Spinal Muscular Atrophy Type II (SMA Type II) is a genetic neuromuscular disorder characterized by progressive muscle weakness and atrophy primarily affecting the muscles responsible for movement. This condition is caused by mutations in the survival motor neuron 2 (SMN2) gene, leading to a deficiency in the production of the survival motor neuron (SMN) protein that is essential for the proper functioning of motor neurons.
Individuals with SMA Type II typically develop symptoms during infancy or early childhood. The hallmark feature of this condition is muscle weakness, initially observed in the lower limbs, which may later progress to involve the upper limbs as well. As the disease progresses, affected individuals experience difficulty in performing activities that require motor control, such as walking, sitting upright, or gripping objects. They may also exhibit muscle tremors and respiratory complications.

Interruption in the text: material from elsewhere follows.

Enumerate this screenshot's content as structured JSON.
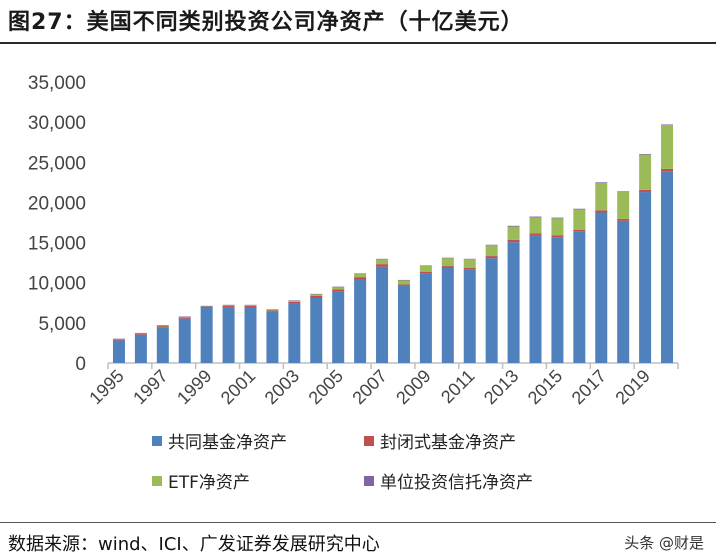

SMA Type II is considered an intermediate form of spinal muscular atrophy, lying between the more severe Type I, which usually manifests within the first few months of life, and the milder Type III, which usually starts in later childhood or early adulthood.
There is currently no cure for SMA Type II, but various medical interventions and therapies can help manage symptoms and improve quality of life. These may include physical therapy, respiratory support, assistive devices, and the management of associated complications like scoliosis. Additionally, recent advances in genetic treatments, such as the use of gene therapy and disease-modifying drugs, have shown promise in slowing the progression of SMA Type II.